From: Sandy King (sanking@hubcap.clemson.edu)
Date: 05/31/01-08:12:08 PM Z
In an off-list message someone asked me to comment on my use of platinum as
a toner. I have used platinum as a toner for kallitype prints, and most
recently, with home-made POP paper (after Liam Lawless's article in
Post-Factory). My experience with both of these processes is rather limited
so follow-up information would be appreciated.
1) Kallitype. This is one of the variants of the silver/iron processes in
which the image does not not print out but must be developed out. Since one
can with the correct choice of developer make kallitypes in a wide range of
colors they are not toned for color control. However, for maximum image
stability a kallitype should be toned. Gold and platinum are probably the
best choices for this, and of the two I have had much better and more
consistent results with platinum. I always tone after clearing and before
fixing. The toner that I use is made up of 5ml of a 20% solution of
potassium chloroplatinite, sold by Bostick and Sullivan as platinum
solution #3, and 5g of citric acid to a liter of water. A liter of solution
has very great capacity, up to and pehaps even more than 12X20 prints in my
experience. My favourite developer for traditional kallitype is a 30%
sodium citrate solution, which before toning gives a rust-brown image. A
few minutes in the platinum toner turns the color to a rich platinum color,
indistinguishible in every respect from a real platinum print.

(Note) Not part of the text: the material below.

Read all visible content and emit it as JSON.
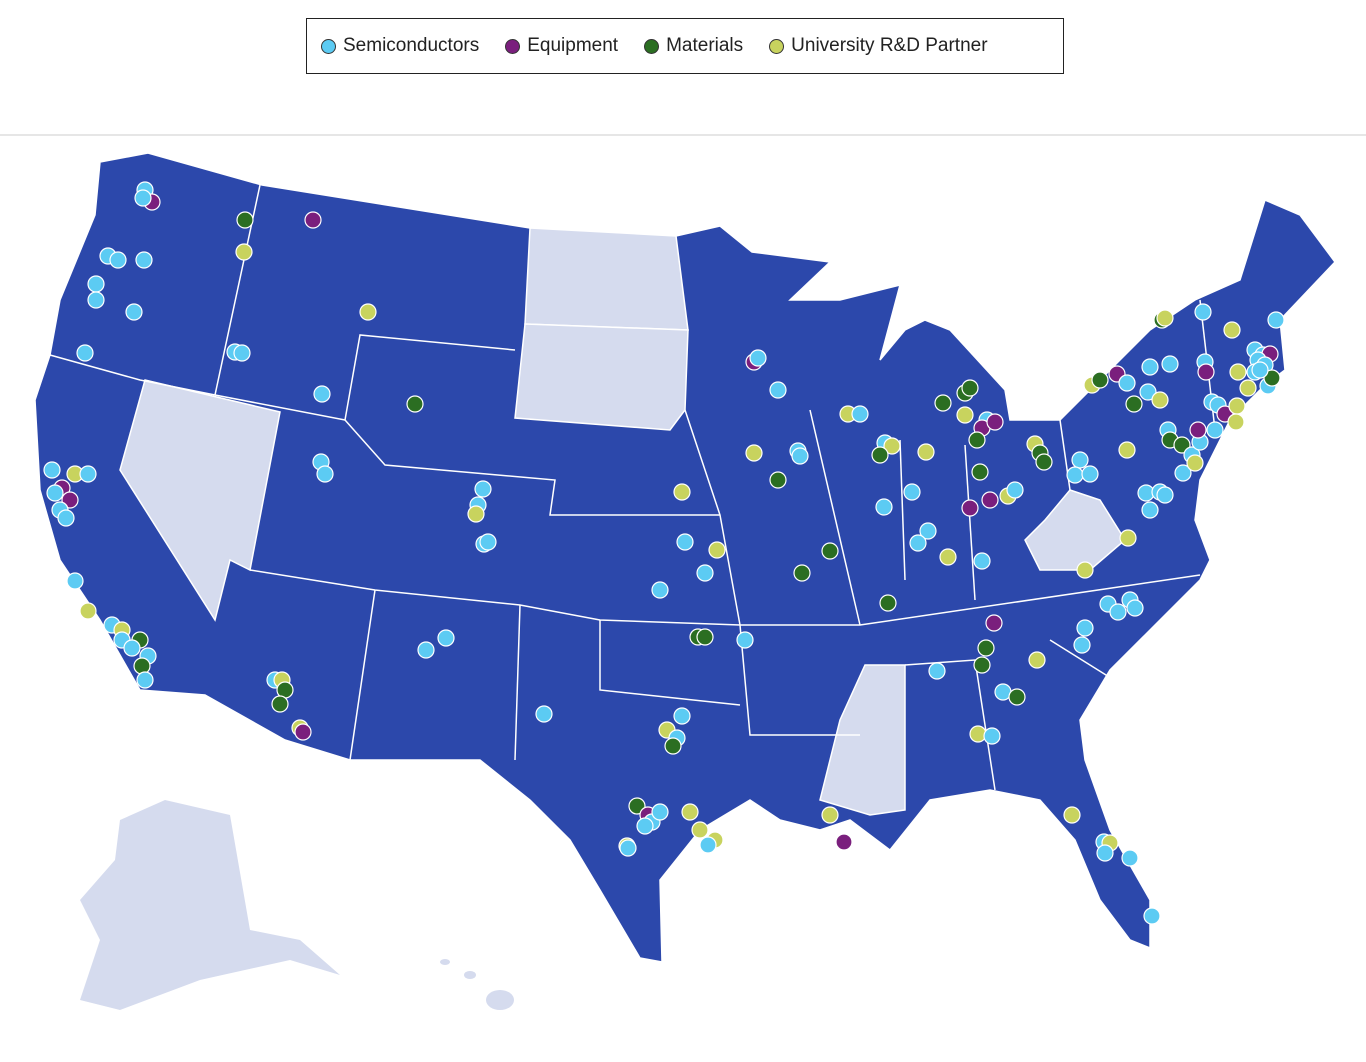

2) Home-made POP. I recently worked a bit with the home-made POP process of
Liam Lawless. I followed Liam's directions exactly, exact for the
substitution of ammonium chloride for sodium chrolide and the use of a 250
Bloom ossein gelatin instead of the ones he experimented with. I applied
the emulsion with a brush, and double coated for maximum Dmax as Liam
suggested. The results were excellent and Liam is to be congratulated for
the clear and precise directions and for all the experimentation he did
before publishing the article. Some experience is requried in working with
POP papers to get the right exposure because of the fact that the image
must be over-printed by 3--4 steps because it bleaches out on fixing (and
at a different rate according to formulation of the fixer). The color
without toning, a rust/brown/red is very unattractive to be so toning for
control of color is important. Toning can be done with POP either before or
after fixing, but I chose to do the former, and what I finally settled on
was a split-toning using a traditional gold borax toner, followed by toning
in the platinum toner I used for kallitype. This gave a very attractive
black with a hint of purple/eggshell. However, it is very hard to get
consistent color with this split-toning technique as the strength of the
two toners is being constantly depleted in ways which are not readilly
apparent.
I hope this is of interest to some, and I would certainly like to hear of
the experience of others in toning kallitype and/or POP papers, either
home-made or of the commercial variety.